Die private Altersvorsorge ist trotz anhaltender Corona-Pandemie für gut die Hälfte der Menschen in Deutschland ein Thema, mit dem sie sich beschäftigen – und das, obwohl viele bereits ein entsprechendes Produkt oder sogar mehrere besitzen. Allerdings sorgen insbesondere Jüngere weniger oft privat für das Alter vor. Die Gründe reichen von fehlendem Geld bis zu fehlendem Durchblick. Dies sind die Ergebnisse aus dem Anlegerbarometer von Union Investment, einer repräsentativen Online-Befragung von gut 1.000 Menschen in Deutschland, die in privaten Haushalten über Finanzen entscheiden.

Abwarten: Wegen wenig Geld und geringem Interesse (Grafik: Union Investment).

Das Thema Altersvorsorge treibt die Menschen um. Mehr als die Hälfte (55 %) beschäftigt sich sehr stark oder stark mit dem Thema. Rund eine von drei Personen greift das Thema in den eigenen Finanzplanungen immer wieder mal auf (32 %), nur für 13 % der Befragten ist Altersvorsorge kaum oder überhaupt kein Thema, mit dem sie sich beschäftigen. Die Zahlen zeigen darüber hinaus: Je näher der Zeitpunkt des Renteneintritts rückt, umso wichtiger wird das Thema und intensiver die Auseinandersetzung damit.

Unter den 20-Jährigen bis 29-Jährigen sagen nur 35 %, dass sie sich mit dem Thema bereits auseinandergesetzt haben, unter den 50-Jährigen bis 59-Jährigen sind es 60 %. Auch das Haushaltsnettoeinkommen beeinflusst, ob sich Menschen mit ihrem Auskommen im Alter beschäftigen: Je höher es ist, umso öfter spielt Altersvorsorge eine Rolle bei den persönlichen Finanzen. Von der Theorie zur Praxis scheint es kein allzu großer Schritt zu sein, denn 78 % der Befragten besitzen bereits eine private Altersvorsorge, 40 % von ihnen sogar mehrere Produkte, um im Alter ausreichend versorgt zu sein.
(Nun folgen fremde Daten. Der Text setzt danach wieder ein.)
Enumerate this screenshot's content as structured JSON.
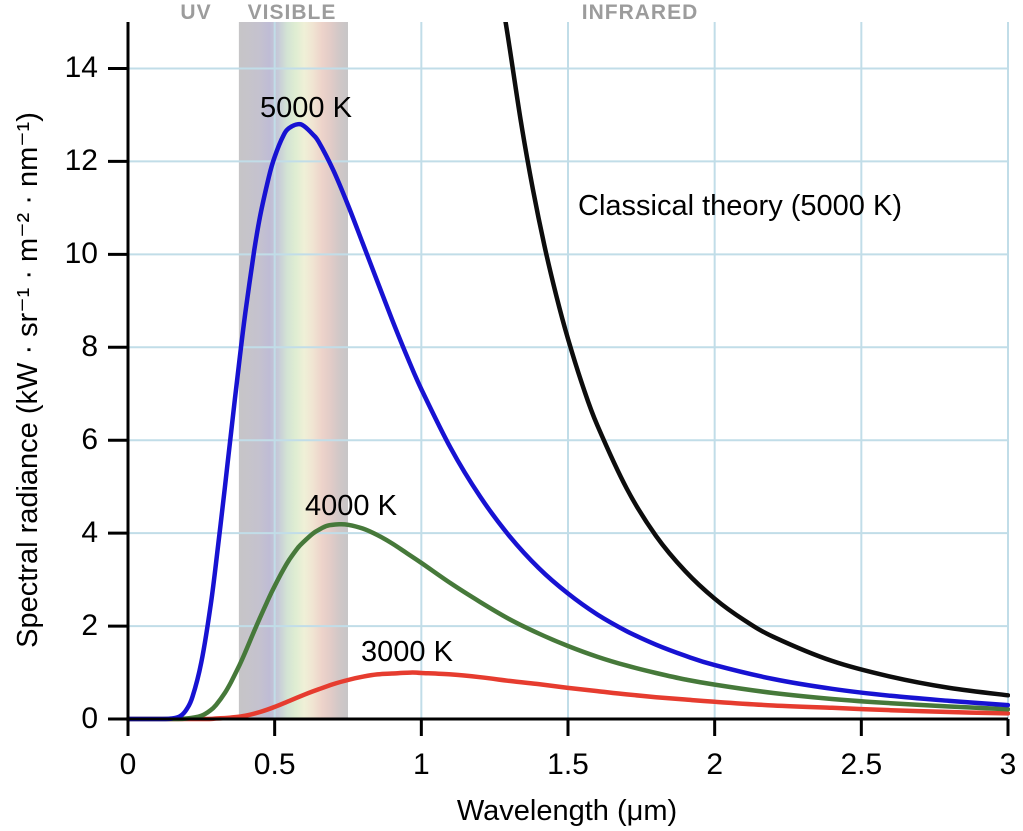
{
  "bands": {
    "uv": "UV",
    "visible": "VISIBLE",
    "infrared": "INFRARED",
    "label_color": "#9c9c9c"
  },
  "axes": {
    "x": {
      "label": "Wavelength (μm)",
      "tick_labels": [
        "0",
        "0.5",
        "1",
        "1.5",
        "2",
        "2.5",
        "3"
      ],
      "tick_values": [
        0,
        0.5,
        1,
        1.5,
        2,
        2.5,
        3
      ]
    },
    "y": {
      "label": "Spectral radiance (kW · sr⁻¹ · m⁻² · nm⁻¹)",
      "tick_labels": [
        "0",
        "2",
        "4",
        "6",
        "8",
        "10",
        "12",
        "14"
      ],
      "tick_values": [
        0,
        2,
        4,
        6,
        8,
        10,
        12,
        14
      ]
    }
  },
  "colors": {
    "grid": "#c1dde8",
    "axis": "#000000",
    "blue_curve": "#1712d2",
    "green_curve": "#46793a",
    "red_curve": "#e63c2f",
    "classical_curve": "#0d0d0d"
  },
  "chart_data": {
    "type": "line",
    "title": "",
    "xlabel": "Wavelength (μm)",
    "ylabel": "Spectral radiance (kW · sr⁻¹ · m⁻² · nm⁻¹)",
    "xlim": [
      0,
      3
    ],
    "ylim": [
      0,
      15
    ],
    "grid": true,
    "x_gridlines_um": [
      0.5,
      1,
      1.5,
      2,
      2.5,
      3
    ],
    "y_gridlines": [
      2,
      4,
      6,
      8,
      10,
      12,
      14
    ],
    "visible_band": {
      "from_um": 0.378,
      "to_um": 0.75,
      "stops": [
        {
          "o": 0.0,
          "c": "#c6c5c7"
        },
        {
          "o": 0.18,
          "c": "#c5c2ce"
        },
        {
          "o": 0.28,
          "c": "#bfbcd5"
        },
        {
          "o": 0.36,
          "c": "#c6cad8"
        },
        {
          "o": 0.44,
          "c": "#d3e3d4"
        },
        {
          "o": 0.52,
          "c": "#dfedd2"
        },
        {
          "o": 0.6,
          "c": "#eff0d7"
        },
        {
          "o": 0.68,
          "c": "#f0e4d2"
        },
        {
          "o": 0.76,
          "c": "#edd3ca"
        },
        {
          "o": 0.85,
          "c": "#e0cbc7"
        },
        {
          "o": 0.93,
          "c": "#cfc7c7"
        },
        {
          "o": 1.0,
          "c": "#c7c6c7"
        }
      ]
    },
    "series": [
      {
        "name": "5000 K",
        "color": "#1712d2",
        "x": [
          0,
          0.1,
          0.15,
          0.18,
          0.2,
          0.22,
          0.25,
          0.28,
          0.3,
          0.33,
          0.35,
          0.38,
          0.4,
          0.43,
          0.45,
          0.48,
          0.5,
          0.53,
          0.55,
          0.58,
          0.6,
          0.63,
          0.65,
          0.7,
          0.75,
          0.8,
          0.85,
          0.9,
          0.95,
          1.0,
          1.1,
          1.2,
          1.3,
          1.4,
          1.5,
          1.6,
          1.7,
          1.8,
          1.9,
          2.0,
          2.2,
          2.4,
          2.6,
          2.8,
          3.0
        ],
        "y": [
          0,
          0,
          0.01,
          0.07,
          0.21,
          0.48,
          1.22,
          2.37,
          3.35,
          4.97,
          6.09,
          7.73,
          8.74,
          10.07,
          10.81,
          11.66,
          12.1,
          12.56,
          12.72,
          12.8,
          12.76,
          12.58,
          12.42,
          11.81,
          11.06,
          10.24,
          9.42,
          8.6,
          7.82,
          7.1,
          5.83,
          4.79,
          3.94,
          3.25,
          2.7,
          2.25,
          1.89,
          1.6,
          1.36,
          1.16,
          0.86,
          0.65,
          0.5,
          0.39,
          0.3
        ]
      },
      {
        "name": "4000 K",
        "color": "#46793a",
        "x": [
          0,
          0.15,
          0.2,
          0.25,
          0.28,
          0.3,
          0.33,
          0.35,
          0.38,
          0.4,
          0.43,
          0.45,
          0.48,
          0.5,
          0.53,
          0.55,
          0.58,
          0.6,
          0.63,
          0.65,
          0.68,
          0.72,
          0.75,
          0.8,
          0.85,
          0.9,
          0.95,
          1.0,
          1.1,
          1.2,
          1.3,
          1.4,
          1.5,
          1.6,
          1.7,
          1.8,
          1.9,
          2.0,
          2.2,
          2.4,
          2.6,
          2.8,
          3.0
        ],
        "y": [
          0,
          0,
          0.01,
          0.07,
          0.18,
          0.3,
          0.56,
          0.78,
          1.16,
          1.44,
          1.89,
          2.18,
          2.6,
          2.86,
          3.22,
          3.43,
          3.69,
          3.82,
          3.99,
          4.07,
          4.16,
          4.19,
          4.18,
          4.1,
          3.96,
          3.78,
          3.57,
          3.36,
          2.92,
          2.52,
          2.15,
          1.84,
          1.57,
          1.34,
          1.15,
          0.99,
          0.85,
          0.74,
          0.56,
          0.43,
          0.34,
          0.27,
          0.21
        ]
      },
      {
        "name": "3000 K",
        "color": "#e63c2f",
        "x": [
          0,
          0.25,
          0.3,
          0.35,
          0.4,
          0.45,
          0.5,
          0.55,
          0.6,
          0.65,
          0.7,
          0.75,
          0.8,
          0.85,
          0.9,
          0.97,
          1.0,
          1.1,
          1.2,
          1.3,
          1.4,
          1.5,
          1.6,
          1.7,
          1.8,
          1.9,
          2.0,
          2.2,
          2.4,
          2.6,
          2.8,
          3.0
        ],
        "y": [
          0,
          0,
          0.01,
          0.03,
          0.07,
          0.15,
          0.26,
          0.39,
          0.52,
          0.64,
          0.75,
          0.84,
          0.91,
          0.96,
          0.98,
          1.0,
          0.99,
          0.96,
          0.9,
          0.82,
          0.75,
          0.67,
          0.6,
          0.53,
          0.47,
          0.42,
          0.37,
          0.29,
          0.24,
          0.19,
          0.15,
          0.12
        ]
      },
      {
        "name": "Classical theory (5000 K)",
        "color": "#0d0d0d",
        "x": [
          1.286,
          1.3,
          1.34,
          1.38,
          1.42,
          1.46,
          1.5,
          1.55,
          1.6,
          1.7,
          1.8,
          1.9,
          2.0,
          2.1,
          2.2,
          2.4,
          2.6,
          2.8,
          3.0
        ],
        "y": [
          15.05,
          14.49,
          12.83,
          11.41,
          10.18,
          9.11,
          8.18,
          7.17,
          6.32,
          4.96,
          3.94,
          3.18,
          2.59,
          2.13,
          1.77,
          1.25,
          0.91,
          0.67,
          0.51
        ]
      }
    ]
  }
}
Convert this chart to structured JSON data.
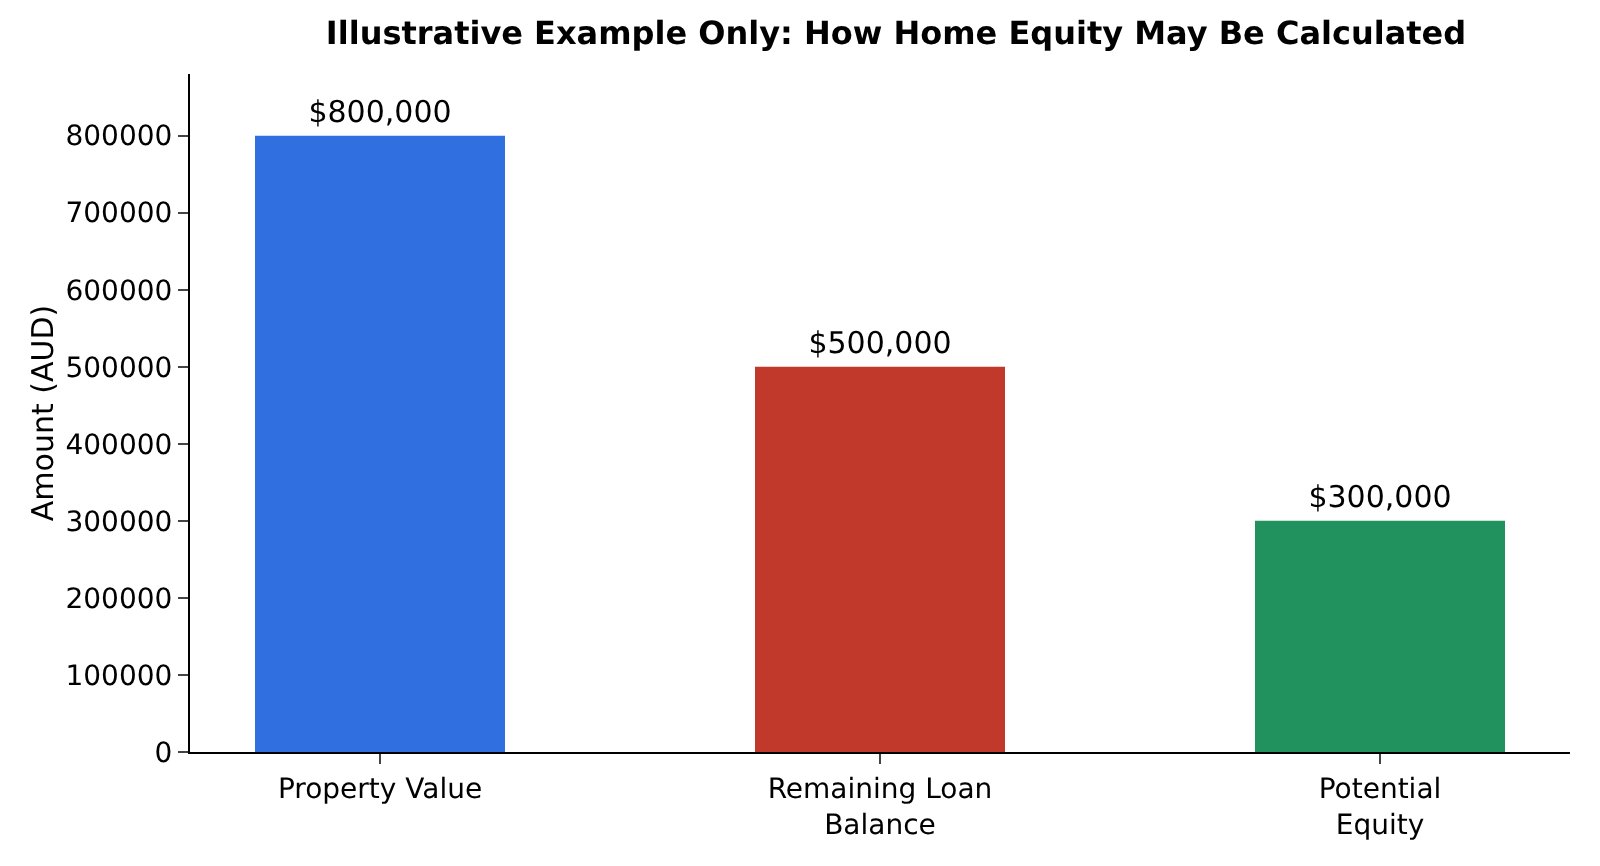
{
  "chart_data": {
    "type": "bar",
    "title": "Illustrative Example Only: How Home Equity May Be Calculated",
    "ylabel": "Amount (AUD)",
    "categories": [
      "Property Value",
      "Remaining Loan Balance",
      "Potential Equity"
    ],
    "values": [
      800000,
      500000,
      300000
    ],
    "colors": [
      "#306fe0",
      "#c0392b",
      "#21915e"
    ],
    "value_labels": [
      "$800,000",
      "$500,000",
      "$300,000"
    ],
    "ylim": [
      0,
      880000
    ],
    "yticks": [
      0,
      100000,
      200000,
      300000,
      400000,
      500000,
      600000,
      700000,
      800000
    ],
    "grid": false,
    "legend": false
  }
}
Allerdings gibt es hier einen Wermutstropfen, denn unter jungen Menschen zwischen 20 Jahren und 29 Jahren besitzt nur knapp die Hälfte mindestens eine private Altersvorsorge (49 %).

Der aktuell am häufigsten genannte Grund, keine private Altersvorsorge zu haben, ist das fehlende Geld dafür (28 %). Diese Begründung führen vor allem ausgerechnet die Befragten im Alter zwischen 40 Jahren und 49 Jahren an, wo es zunehmend schwierig ist, ausreichend für das Alter vorzusorgen (55 %). Beinahe genauso hoch ist der Anteil derjenigen, die glauben, eine private Altersvorsorge ist nicht nötig (26 %). 16 % möchten sich erst später mit dem Thema beschäftigen, darunter sind vor allem junge Menschen zwischen 20 Jahren und 29 Jahren (40 %). 8 % halten alles rund um dieses Thema für zu kompliziert und zeitaufwändig. Diese Meinung ist am häufigsten bei den 30-Jährigen bis 39-Jährigen zu finden.

„Dabei ist es gar nicht so schwierig, das Thema anzugehen. Im Rahmen eines Beratungsgesprächs in einer Bank kann man sich individuell die nötigen Impulse holen. Eine Möglichkeit ist es außerdem, neben der geförderten Altersvorsorge, also der Riester-Rente, auch einen Fondssparplan für die private Altersvorsorge zu nutzen. Besonders wichtig ist es, so früh wie möglich mit dem Sparen fürs Alter zu beginnen, denn: Je höher das Alter, desto schwieriger ist es, die Rentenlücke zu schließen“, kommentiert Giovanni Gay, Geschäftsführer bei Union Investment, die Ergebnisse des Anlegerbarometers.